ロスタイムライフ

憂鬱と煩悩

サウナと祖父と僕。

 僕が風呂屋に行く習慣がついたのはまだ幼稚園の頃、祖父に連れられて通っていたいまは無き亀有サウナだ。

 祖父は厳格でまさに昭和の父親像そのもので、すごくおっかない存在だと思っていたがサウナ屋に連れて行ってくれる時は喜んでついて行ったのを今でも覚えている。

 

 それはついていくとジュースが飲めるからだ。

 何を飲んでいたかは記憶にないけどそれが楽しみでついて行ってたし、祖父も僕の手を引き一緒に行ってくれていた。

 

 しかし小学校中学年になるとジュースを飲む事より友達と公園に行きたい方が強くなり、次第にサウナについていく回数は減っていった。

 中学生にもなるとサウナの存在などすっかり忘れ、いつの間にか亀有サウナも閉店していた。

 そこから祖父はサウナにも趣味のヘラブナ釣りにも行かなくなり、徐々に家に篭るようになった。

 


 転機が訪れたのは僕が高校を卒業するタイミング、祖父は胃がんで余命半年の宣告を受けた。

 それからというもの、祖父はどんどん弱って行った。体は動かなくなりトイレに行くことすらままならなくなっていた。あんなに厳しかった祖父の姿はもうそこにはなかった。

 


 そして祖父は死んだ。祖母と母親と偶然その日来ていた叔母さんは泣き崩れていた。僕は身内が死を迎えることが初めてで、ただ呆然としていたのを覚えている。父はひたすらに毅然としていた。

 告別式で僕は死ぬほど泣いた。泣き崩れた。人前であんなに泣いたのは物心がついてから初めてだった。

 それからというもの僕はどうせ人間は死ぬんだから適当に生きようと思い、毎日色んなことをした。人には言えないような事もしたし、闇に飲み込まれそうにもなっていた。

 その頃から嫌な汗を流しにサウナに通いはじめた。祖父の面影を少しでも感じたかったのかもしれない。

 

 祖父の一周忌、僕は真っ当に生きようと祖父に決意した。

 様々なものを辞めたがサウナにいく習慣だけは辞めなかった。

 そして昨年から草加健康センターに入り浸るようになり、たくさんの先輩達ができた。

 その先輩の一人がよく行っていた他のサウナ屋があり、しかも近所だったので興味本位で足を踏み入れた。それが銀河だ。

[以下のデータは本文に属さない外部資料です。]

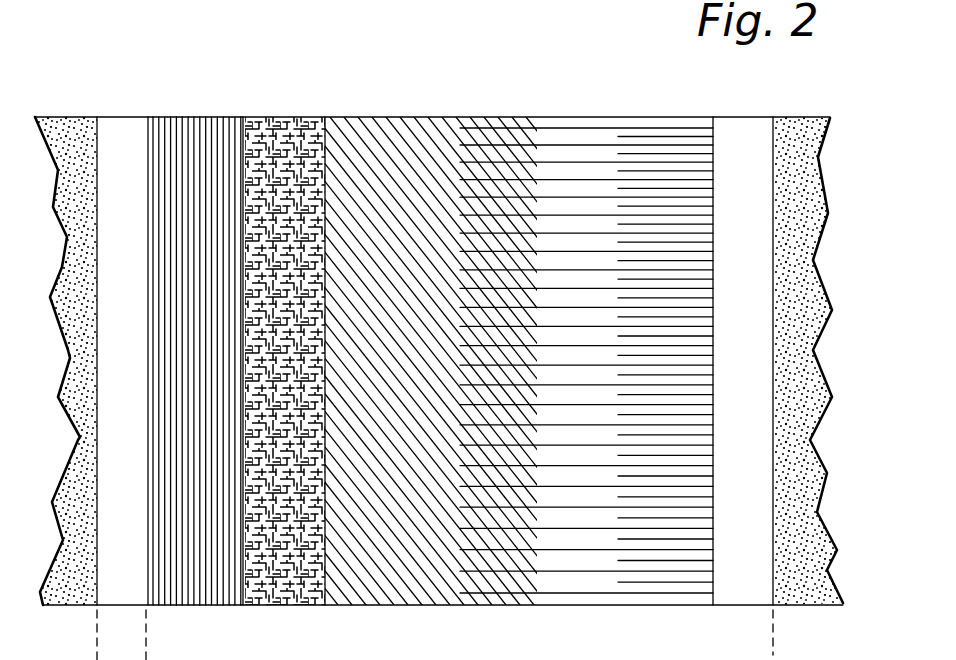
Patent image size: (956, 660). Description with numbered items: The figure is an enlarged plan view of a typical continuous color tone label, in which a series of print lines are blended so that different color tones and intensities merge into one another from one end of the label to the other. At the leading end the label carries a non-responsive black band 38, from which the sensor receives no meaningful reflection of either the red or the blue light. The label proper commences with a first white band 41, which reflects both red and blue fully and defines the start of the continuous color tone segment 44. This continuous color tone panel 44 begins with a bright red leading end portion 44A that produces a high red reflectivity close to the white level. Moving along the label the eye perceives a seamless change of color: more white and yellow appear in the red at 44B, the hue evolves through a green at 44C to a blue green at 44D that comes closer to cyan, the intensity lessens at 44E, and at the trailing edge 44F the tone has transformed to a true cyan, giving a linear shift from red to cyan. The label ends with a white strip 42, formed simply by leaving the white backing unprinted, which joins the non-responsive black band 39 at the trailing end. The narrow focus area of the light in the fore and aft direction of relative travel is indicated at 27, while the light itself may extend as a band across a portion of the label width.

The focus area 27 is at (58, 358).
The black band 38 is at (52, 606).
The black band 39 is at (805, 118).
The first white band 41 is at (132, 583).
The white strip 42 is at (737, 587).
The continuous color tone segment 44 is at (713, 107).
The leading end portion 44A is at (243, 112).
The red with white and yellow portion 44B is at (325, 112).
The green portion 44C is at (460, 112).
The blue green portion 44D is at (542, 112).
The reduced intensity portion 44E is at (680, 112).
The trailing edge 44F is at (713, 135).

 食堂で僕は思いがけない出会いをする。 オロミルクだ。

 


 僕が幼稚園の頃亀有サウナで飲んでいた飲み物だ。 オロミルクを一口飲んだ時様々な記憶が蘇り泣いてしまった。

 家に帰り父にこのことを話すと祖父も、そして父も銀河にたまに通っていた事を知った。

 

 銀河が閉店する寸前、父と二人で銀河に行った。 何を話したか何を感じたかもはっきりは覚えていないが確かに僕にはサウナの血筋が流れていたんだなと感じた。

 


銀河が閉店してもう半年以上経つ。銀河のビルは残ったままで、実はやってるんじゃないかとか思ったり、猛烈に銀河に行きたくなることが未だにある。


サウナが流行し、たくさんのユーザーが増え、サウナで自己顕示欲を満たす輩やサウナとビジネスの関係とか言い出す奴がいたり、訳の分からない奴が出てきたりうんざりする事も増えてきた。

 サウナはみんなの物と言い切ってしまうのもいいかもしれないが、おっさんのものだと思う。僕の祖父のような。


祖父が死んでからもう少しで丸五年が経つ。今のサウナブームを祖父はどう思っているのか、仏壇に供えてあったオロナミンで作ったオロミルクを飲みながら考えている。

僕がそっちに行ったら二人でオロミルク飲もうね。